The little things: Closing all the gates
Once I’ve decided what’s most important from a big-picture standpoint, I like to do a gut-check for any small things that might derail my well-laid plans.
For example, the pens I use to hold, medicate, and sort sheep are falling to bits. It didn’t seem that important, until I realised that to get the sheep into the lambing shed, I will need to use the pens. And if the pens have gaps in them…well, that’s not going to work. So perhaps it’s important after all.
Farmers can be so focused on rounding animals up, checking for strays, and herding them along, that we completely fail to notice the open gate (or the gaping hole) at the other end of the pen. There is nothing more frustrating than spending time getting animals into the right places, only to see them wander merrily off through a gate you didn’t check or a gap you never got around to patching.
As a service manager, whenever I’m starting a project or planing a new process, I remind myself to “check the gates”. What small factor could be easily overlooked, but undo all my effort? Will our tools actually support the wonderful strategy I’m about to propose? Are we collecting the data we’ll need to determine whether an experiment worked?

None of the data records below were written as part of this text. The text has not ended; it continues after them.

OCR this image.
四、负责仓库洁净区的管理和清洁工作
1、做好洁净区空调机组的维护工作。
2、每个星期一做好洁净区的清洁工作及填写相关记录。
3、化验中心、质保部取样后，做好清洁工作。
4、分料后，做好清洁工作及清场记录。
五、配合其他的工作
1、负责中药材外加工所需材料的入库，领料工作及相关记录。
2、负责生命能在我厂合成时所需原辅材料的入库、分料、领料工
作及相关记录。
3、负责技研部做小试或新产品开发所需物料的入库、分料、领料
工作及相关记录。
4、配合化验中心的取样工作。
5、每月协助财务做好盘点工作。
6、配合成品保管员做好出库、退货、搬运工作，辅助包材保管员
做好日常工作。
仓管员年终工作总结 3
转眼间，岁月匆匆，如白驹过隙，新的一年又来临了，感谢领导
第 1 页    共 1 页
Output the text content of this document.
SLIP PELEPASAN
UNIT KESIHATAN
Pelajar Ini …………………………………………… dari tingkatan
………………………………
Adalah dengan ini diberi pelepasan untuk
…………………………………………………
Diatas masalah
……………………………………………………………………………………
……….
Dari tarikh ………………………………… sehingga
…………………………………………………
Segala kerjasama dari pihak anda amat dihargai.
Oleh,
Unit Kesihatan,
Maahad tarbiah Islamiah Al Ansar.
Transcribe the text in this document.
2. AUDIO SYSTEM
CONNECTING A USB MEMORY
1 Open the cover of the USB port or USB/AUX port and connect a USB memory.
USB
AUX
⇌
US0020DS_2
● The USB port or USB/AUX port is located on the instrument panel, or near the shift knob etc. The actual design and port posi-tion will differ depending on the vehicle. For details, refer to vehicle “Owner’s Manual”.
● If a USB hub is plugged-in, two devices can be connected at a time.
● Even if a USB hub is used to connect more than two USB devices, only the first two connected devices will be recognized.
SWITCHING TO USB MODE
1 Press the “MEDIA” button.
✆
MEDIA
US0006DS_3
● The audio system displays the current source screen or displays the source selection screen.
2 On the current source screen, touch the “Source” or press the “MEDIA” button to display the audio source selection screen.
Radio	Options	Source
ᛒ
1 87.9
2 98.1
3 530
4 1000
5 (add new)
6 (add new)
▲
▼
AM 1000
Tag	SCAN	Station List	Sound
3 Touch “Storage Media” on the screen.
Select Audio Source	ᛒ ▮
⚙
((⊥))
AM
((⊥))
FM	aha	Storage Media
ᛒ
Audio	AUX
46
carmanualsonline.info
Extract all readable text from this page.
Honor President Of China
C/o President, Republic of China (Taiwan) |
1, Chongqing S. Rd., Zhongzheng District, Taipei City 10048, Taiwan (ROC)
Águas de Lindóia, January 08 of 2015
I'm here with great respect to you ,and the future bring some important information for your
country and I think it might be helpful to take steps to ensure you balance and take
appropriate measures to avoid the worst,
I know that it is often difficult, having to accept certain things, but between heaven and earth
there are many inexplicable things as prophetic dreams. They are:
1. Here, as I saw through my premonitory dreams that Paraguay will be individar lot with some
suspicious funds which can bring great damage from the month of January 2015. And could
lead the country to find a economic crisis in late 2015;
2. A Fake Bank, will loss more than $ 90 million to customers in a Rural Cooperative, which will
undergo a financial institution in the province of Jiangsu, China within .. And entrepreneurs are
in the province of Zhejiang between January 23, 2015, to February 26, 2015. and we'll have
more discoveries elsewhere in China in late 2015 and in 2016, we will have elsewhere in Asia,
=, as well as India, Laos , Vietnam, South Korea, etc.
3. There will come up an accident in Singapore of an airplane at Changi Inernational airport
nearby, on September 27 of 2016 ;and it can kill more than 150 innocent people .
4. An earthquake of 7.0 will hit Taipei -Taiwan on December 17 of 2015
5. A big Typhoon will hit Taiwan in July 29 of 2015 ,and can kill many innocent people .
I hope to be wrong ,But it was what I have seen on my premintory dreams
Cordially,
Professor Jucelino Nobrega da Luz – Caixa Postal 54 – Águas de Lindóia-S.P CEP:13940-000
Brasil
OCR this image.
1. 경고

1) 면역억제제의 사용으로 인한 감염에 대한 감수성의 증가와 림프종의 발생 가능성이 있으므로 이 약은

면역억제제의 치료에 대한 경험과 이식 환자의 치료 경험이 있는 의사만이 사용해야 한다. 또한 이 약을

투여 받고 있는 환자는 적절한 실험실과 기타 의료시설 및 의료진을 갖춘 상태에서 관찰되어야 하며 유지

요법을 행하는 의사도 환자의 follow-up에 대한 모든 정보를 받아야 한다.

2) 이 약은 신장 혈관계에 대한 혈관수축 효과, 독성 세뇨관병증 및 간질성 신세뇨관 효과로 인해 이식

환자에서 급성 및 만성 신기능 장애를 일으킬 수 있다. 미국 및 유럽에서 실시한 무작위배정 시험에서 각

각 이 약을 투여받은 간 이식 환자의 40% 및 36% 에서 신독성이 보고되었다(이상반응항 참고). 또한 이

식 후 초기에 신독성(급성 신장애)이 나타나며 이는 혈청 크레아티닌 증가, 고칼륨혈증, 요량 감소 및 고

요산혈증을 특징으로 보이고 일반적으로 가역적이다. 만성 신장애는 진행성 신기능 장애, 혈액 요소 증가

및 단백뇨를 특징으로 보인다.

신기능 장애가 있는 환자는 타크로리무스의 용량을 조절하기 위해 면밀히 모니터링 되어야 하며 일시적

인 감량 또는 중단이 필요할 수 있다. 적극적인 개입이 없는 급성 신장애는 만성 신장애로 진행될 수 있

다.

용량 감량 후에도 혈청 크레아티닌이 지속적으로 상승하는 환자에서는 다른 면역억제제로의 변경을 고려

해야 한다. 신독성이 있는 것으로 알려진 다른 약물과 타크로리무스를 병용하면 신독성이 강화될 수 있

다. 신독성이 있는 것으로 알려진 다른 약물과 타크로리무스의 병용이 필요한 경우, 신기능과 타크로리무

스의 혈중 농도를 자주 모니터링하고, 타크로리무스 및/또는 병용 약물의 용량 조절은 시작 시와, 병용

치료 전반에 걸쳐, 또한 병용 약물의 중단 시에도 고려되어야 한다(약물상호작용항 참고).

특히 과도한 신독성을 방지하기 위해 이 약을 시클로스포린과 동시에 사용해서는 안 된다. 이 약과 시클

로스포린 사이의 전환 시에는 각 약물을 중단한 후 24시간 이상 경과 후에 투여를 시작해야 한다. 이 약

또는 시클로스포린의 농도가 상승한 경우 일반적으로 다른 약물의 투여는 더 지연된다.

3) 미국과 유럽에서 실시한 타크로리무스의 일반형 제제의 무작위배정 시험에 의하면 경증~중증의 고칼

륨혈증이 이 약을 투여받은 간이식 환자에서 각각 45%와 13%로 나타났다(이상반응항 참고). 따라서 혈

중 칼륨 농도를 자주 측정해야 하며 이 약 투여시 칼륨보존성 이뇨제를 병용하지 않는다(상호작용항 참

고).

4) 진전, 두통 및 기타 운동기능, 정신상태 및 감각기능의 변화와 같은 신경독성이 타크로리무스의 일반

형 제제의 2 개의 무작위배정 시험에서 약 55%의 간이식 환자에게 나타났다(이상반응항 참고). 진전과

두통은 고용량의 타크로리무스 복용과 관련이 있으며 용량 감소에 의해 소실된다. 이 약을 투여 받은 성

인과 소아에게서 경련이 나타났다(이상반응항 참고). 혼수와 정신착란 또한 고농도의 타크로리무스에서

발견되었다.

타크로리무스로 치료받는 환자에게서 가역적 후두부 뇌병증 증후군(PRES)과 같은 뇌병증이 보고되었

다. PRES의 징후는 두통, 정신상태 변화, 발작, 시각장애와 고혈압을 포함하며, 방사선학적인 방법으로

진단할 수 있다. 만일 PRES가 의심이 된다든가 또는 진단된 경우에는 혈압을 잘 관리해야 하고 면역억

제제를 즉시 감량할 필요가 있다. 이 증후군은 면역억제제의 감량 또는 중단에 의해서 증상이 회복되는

Prioritisation in two questions
If you read all of the above, bravo! But if I lost you somewhere around “lambing shed”, never fear. I’ll boil everything down into two questions that I ask myself when prioritising:
- Given the external conditions and the time I have today, which tasks can I complete to make the biggest possible contribution to our long-term, big-picture goals?
- Is there anything that might derail those tasks, that I need to take care of first?
Note that there’s nothing in either of the above questions about what’s written at the top of the to-do list, or what’s been on the list the longest. It’s all about prioritizing for goals rather than being a slave to checkmarks.